U.S. President Barack Obama will press Chinese President Hu Jintao on Beijing's policies on currency and human rights when the two meet at the White House in two weeks, White House spokesman Robert Gibbs said Wednesday.
Mr. Gibbs, appearing hours after confirming he will step down as White House press secretary next month, said the U.S. continues to believe that China must take steps to allow its currency, the yuan, to continue to appreciate.
"China plays an enormously important role in our global economy, and China has to take steps to rebalance its currency," Mr. Gibbs said.
The comment cames a day after Mr. Obama joined a high-level meeting between U.S. National Security Adviser Tom Donilon and Chinese Foreign Minister Yang Jiechi in which the U.S. officials stressed the need for the two economic powers to reduce their trade imbalances.
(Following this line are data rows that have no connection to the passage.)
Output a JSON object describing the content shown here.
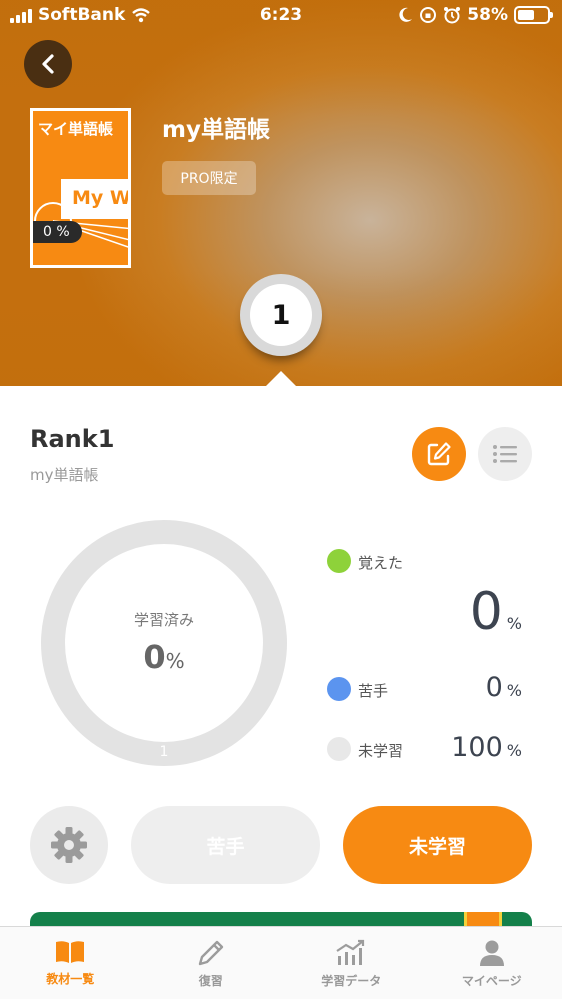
{
  "status_bar": {
    "carrier": "SoftBank",
    "time": "6:23",
    "battery": "58%"
  },
  "header": {
    "book_cover_title": "マイ単語帳",
    "book_cover_subtitle": "My W",
    "book_progress": "0 %",
    "title": "my単語帳",
    "badge": "PRO限定",
    "rank_number": "1"
  },
  "rank": {
    "title": "Rank1",
    "subtitle": "my単語帳"
  },
  "progress": {
    "center_label": "学習済み",
    "center_value": "0",
    "center_unit": "%",
    "tick_label": "1",
    "learned_fraction": 0,
    "items": [
      {
        "label": "覚えた",
        "value": "0",
        "unit": "%",
        "color": "#8ed23a"
      },
      {
        "label": "苦手",
        "value": "0",
        "unit": "%",
        "color": "#5b94ef"
      },
      {
        "label": "未学習",
        "value": "100",
        "unit": "%",
        "color": "#e8e8e8"
      }
    ]
  },
  "actions": {
    "weak_label": "苦手",
    "unlearned_label": "未学習"
  },
  "tabs": [
    {
      "label": "教材一覧",
      "icon": "book-icon",
      "active": true
    },
    {
      "label": "復習",
      "icon": "pencil-icon",
      "active": false
    },
    {
      "label": "学習データ",
      "icon": "chart-icon",
      "active": false
    },
    {
      "label": "マイページ",
      "icon": "person-icon",
      "active": false
    }
  ],
  "colors": {
    "accent": "#f78a12",
    "ring": "#e3e3e3"
  }
}
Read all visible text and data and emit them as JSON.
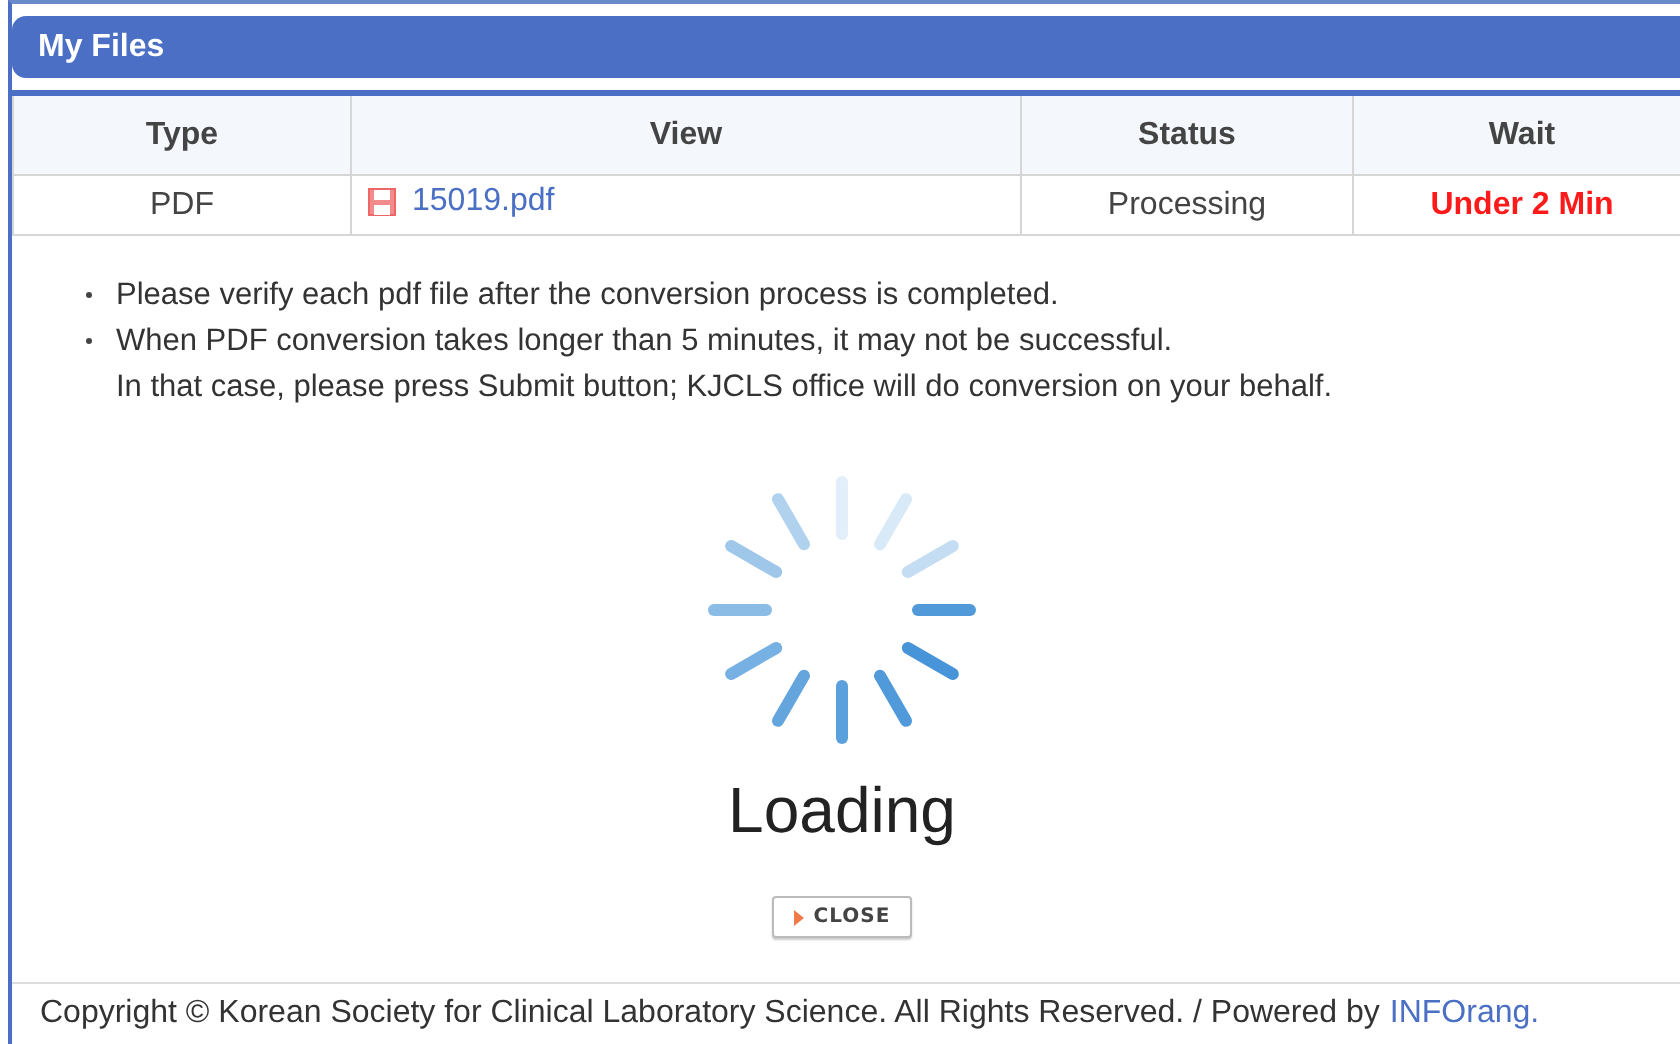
{
  "panel": {
    "title": "My Files"
  },
  "table": {
    "columns": [
      "Type",
      "View",
      "Status",
      "Wait"
    ],
    "rows": [
      {
        "type": "PDF",
        "file": "15019.pdf",
        "status": "Processing",
        "wait": "Under 2 Min"
      }
    ]
  },
  "notes": [
    {
      "lines": [
        "Please verify each pdf file after the conversion process is completed."
      ]
    },
    {
      "lines": [
        "When PDF conversion takes longer than 5 minutes, it may not be successful.",
        "In that case, please press Submit button; KJCLS office will do conversion on your behalf."
      ]
    }
  ],
  "loading": {
    "label": "Loading"
  },
  "close_button": {
    "label": "CLOSE"
  },
  "footer": {
    "text": "Copyright © Korean Society for Clinical Laboratory Science. All Rights Reserved. / Powered by",
    "link": "INFOrang."
  }
}
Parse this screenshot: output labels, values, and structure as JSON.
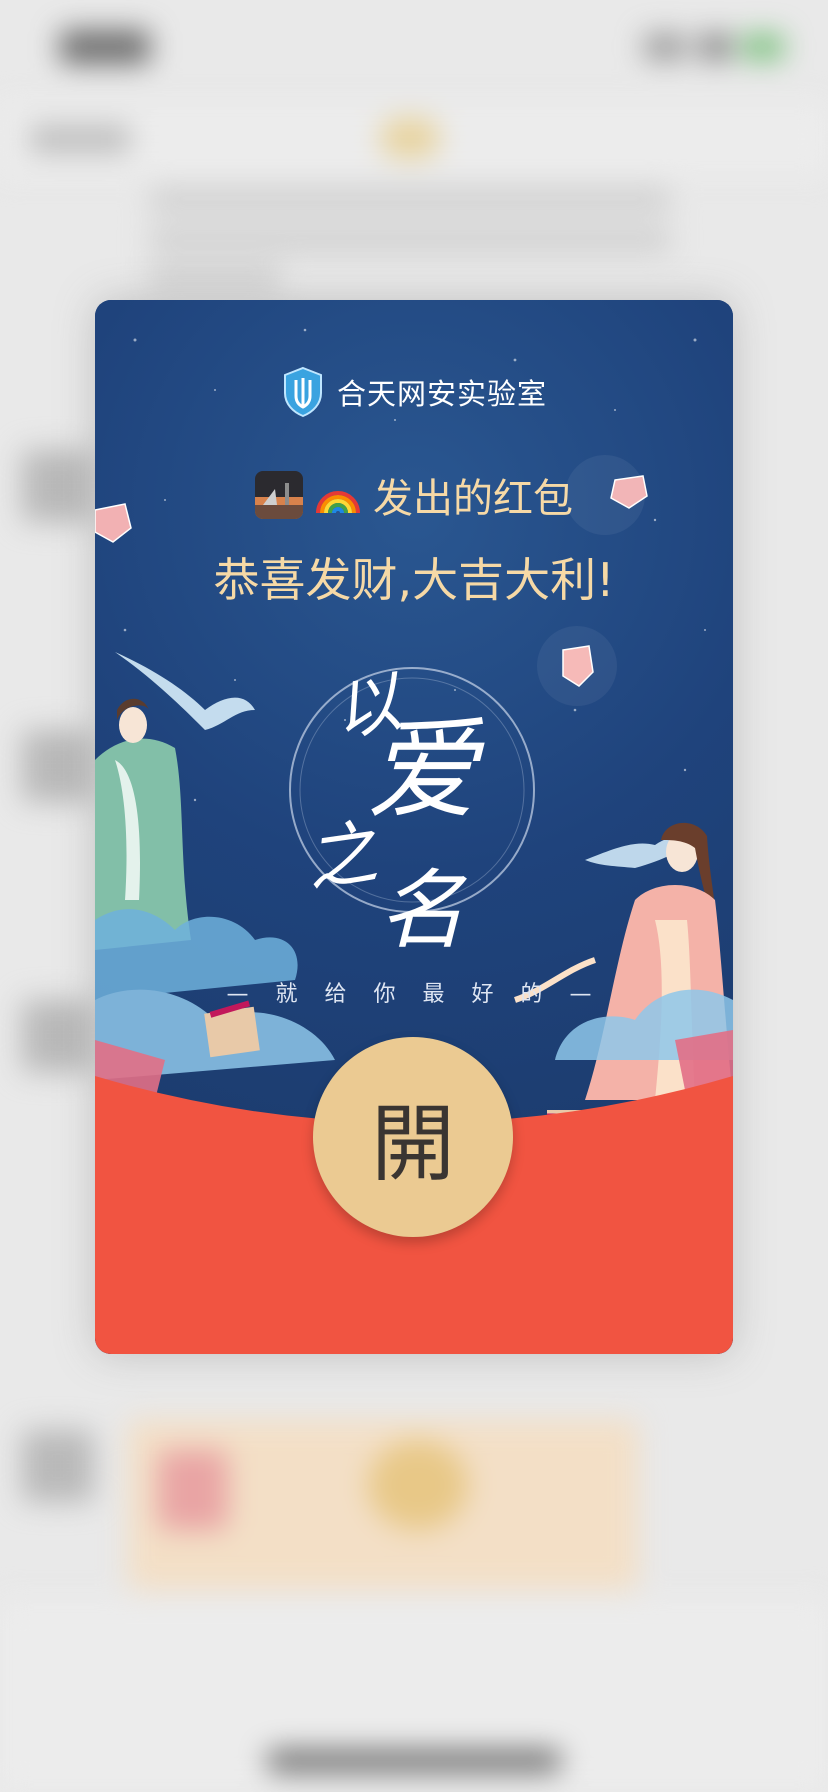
{
  "envelope": {
    "brand": "合天网安实验室",
    "sender": "发出的红包",
    "sender_emoji": "🌈",
    "greeting": "恭喜发财,大吉大利!",
    "calligraphy": [
      "以",
      "爱",
      "之",
      "名"
    ],
    "slogan": "— 就 给 你 最 好 的 —",
    "open_label": "開"
  },
  "colors": {
    "envelope_blue": "#1f3f74",
    "envelope_red": "#f15441",
    "gold_text": "#f6d9a6",
    "button_gold": "#ebca92"
  },
  "icons": {
    "brand_logo": "shield-logo-icon",
    "sender_avatar": "avatar-photo",
    "rainbow": "rainbow-emoji"
  }
}
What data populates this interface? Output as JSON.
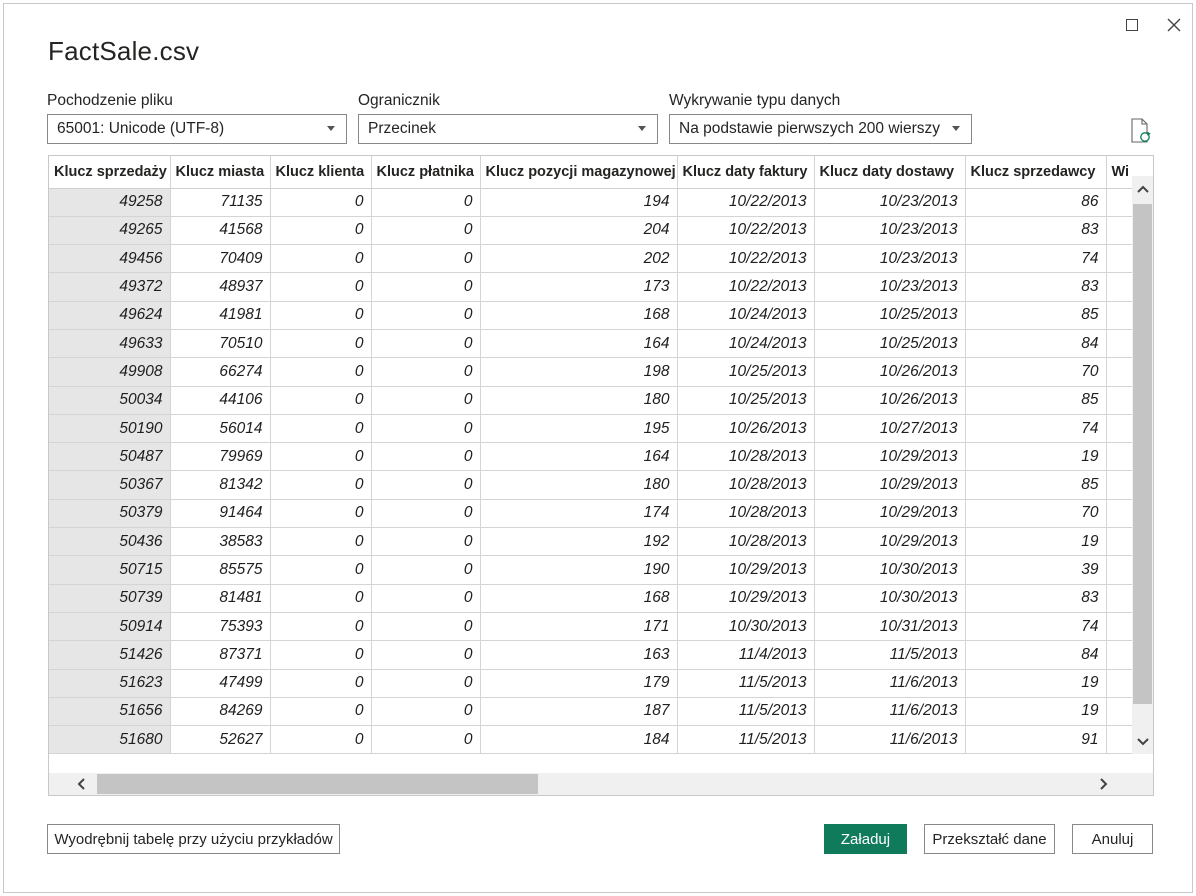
{
  "window": {
    "title": "FactSale.csv",
    "maximize_icon": "maximize-icon",
    "close_icon": "close-icon"
  },
  "options": {
    "file_origin": {
      "label": "Pochodzenie pliku",
      "value": "65001: Unicode (UTF-8)"
    },
    "delimiter": {
      "label": "Ogranicznik",
      "value": "Przecinek"
    },
    "type_detection": {
      "label": "Wykrywanie typu danych",
      "value": "Na podstawie pierwszych 200 wierszy"
    },
    "refresh_icon": "document-refresh-icon"
  },
  "table": {
    "columns": [
      "Klucz sprzedaży",
      "Klucz miasta",
      "Klucz klienta",
      "Klucz płatnika",
      "Klucz pozycji magazynowej",
      "Klucz daty faktury",
      "Klucz daty dostawy",
      "Klucz sprzedawcy",
      "Wi"
    ],
    "rows": [
      [
        "49258",
        "71135",
        "0",
        "0",
        "194",
        "10/22/2013",
        "10/23/2013",
        "86"
      ],
      [
        "49265",
        "41568",
        "0",
        "0",
        "204",
        "10/22/2013",
        "10/23/2013",
        "83"
      ],
      [
        "49456",
        "70409",
        "0",
        "0",
        "202",
        "10/22/2013",
        "10/23/2013",
        "74"
      ],
      [
        "49372",
        "48937",
        "0",
        "0",
        "173",
        "10/22/2013",
        "10/23/2013",
        "83"
      ],
      [
        "49624",
        "41981",
        "0",
        "0",
        "168",
        "10/24/2013",
        "10/25/2013",
        "85"
      ],
      [
        "49633",
        "70510",
        "0",
        "0",
        "164",
        "10/24/2013",
        "10/25/2013",
        "84"
      ],
      [
        "49908",
        "66274",
        "0",
        "0",
        "198",
        "10/25/2013",
        "10/26/2013",
        "70"
      ],
      [
        "50034",
        "44106",
        "0",
        "0",
        "180",
        "10/25/2013",
        "10/26/2013",
        "85"
      ],
      [
        "50190",
        "56014",
        "0",
        "0",
        "195",
        "10/26/2013",
        "10/27/2013",
        "74"
      ],
      [
        "50487",
        "79969",
        "0",
        "0",
        "164",
        "10/28/2013",
        "10/29/2013",
        "19"
      ],
      [
        "50367",
        "81342",
        "0",
        "0",
        "180",
        "10/28/2013",
        "10/29/2013",
        "85"
      ],
      [
        "50379",
        "91464",
        "0",
        "0",
        "174",
        "10/28/2013",
        "10/29/2013",
        "70"
      ],
      [
        "50436",
        "38583",
        "0",
        "0",
        "192",
        "10/28/2013",
        "10/29/2013",
        "19"
      ],
      [
        "50715",
        "85575",
        "0",
        "0",
        "190",
        "10/29/2013",
        "10/30/2013",
        "39"
      ],
      [
        "50739",
        "81481",
        "0",
        "0",
        "168",
        "10/29/2013",
        "10/30/2013",
        "83"
      ],
      [
        "50914",
        "75393",
        "0",
        "0",
        "171",
        "10/30/2013",
        "10/31/2013",
        "74"
      ],
      [
        "51426",
        "87371",
        "0",
        "0",
        "163",
        "11/4/2013",
        "11/5/2013",
        "84"
      ],
      [
        "51623",
        "47499",
        "0",
        "0",
        "179",
        "11/5/2013",
        "11/6/2013",
        "19"
      ],
      [
        "51656",
        "84269",
        "0",
        "0",
        "187",
        "11/5/2013",
        "11/6/2013",
        "19"
      ],
      [
        "51680",
        "52627",
        "0",
        "0",
        "184",
        "11/5/2013",
        "11/6/2013",
        "91"
      ]
    ],
    "scroll_up_icon": "chevron-up-icon",
    "scroll_down_icon": "chevron-down-icon",
    "scroll_left_icon": "chevron-left-icon",
    "scroll_right_icon": "chevron-right-icon"
  },
  "buttons": {
    "extract": "Wyodrębnij tabelę przy użyciu przykładów",
    "load": "Załaduj",
    "transform": "Przekształć dane",
    "cancel": "Anuluj"
  },
  "colors": {
    "primary": "#0f7b5b",
    "first_column_bg": "#e6e6e6",
    "scrollbar_thumb": "#c4c4c4"
  }
}
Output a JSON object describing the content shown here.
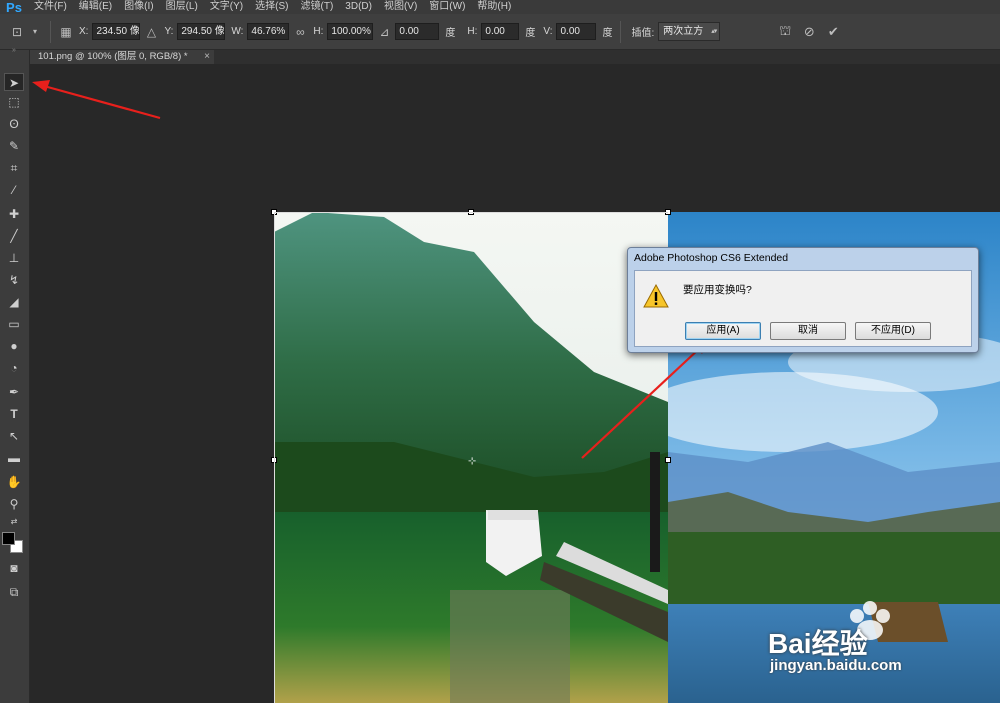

Separately, Chinese Vice Commerce Minister Jiang Yaoping said in Beijing on Wednesday that yuan appreciation won't resolve the U.S.'s trade imbalance with China, as the exchange rate has little effect on the major cause of China's trade surplus: the import of materials used in goods that are then exported.
The meeting between Messrs. Hu and Obama is seen as key to maintaining the relationship between the two countries at a time of some tension over trade and human-rights issues. Mr. Gibbs said human rights, currency, and simmering tensions on the Korean peninsula are all anticipated to be on the agenda when Mr. Hu visits the White House on Jan. 19.
China's trade surplus is a result of globalization, not global economic imbalances, Mr. Jiang said at a forum, adding that global companies in industries such as electronics that conduct processing trade in China benefit from the trade surplus.
Processing trade refers to the import of duty-free materials that are strictly for re-export in finished goods.
A Ministry of Commerce official said Wednesday that China's 2010 trade surplus will be slightly above $190 billion. In the January-November period, China's trade surplus fell 3.9% from a year earlier to $170 billion, according to the customs bureau. China's trade surplus in 2009 was $196.07 billion.
The yuan has risen 3.2% against the dollar since June 19, when China pledged to increase exchange-rate flexibility, effectively ending a two-year-long peg to the dollar.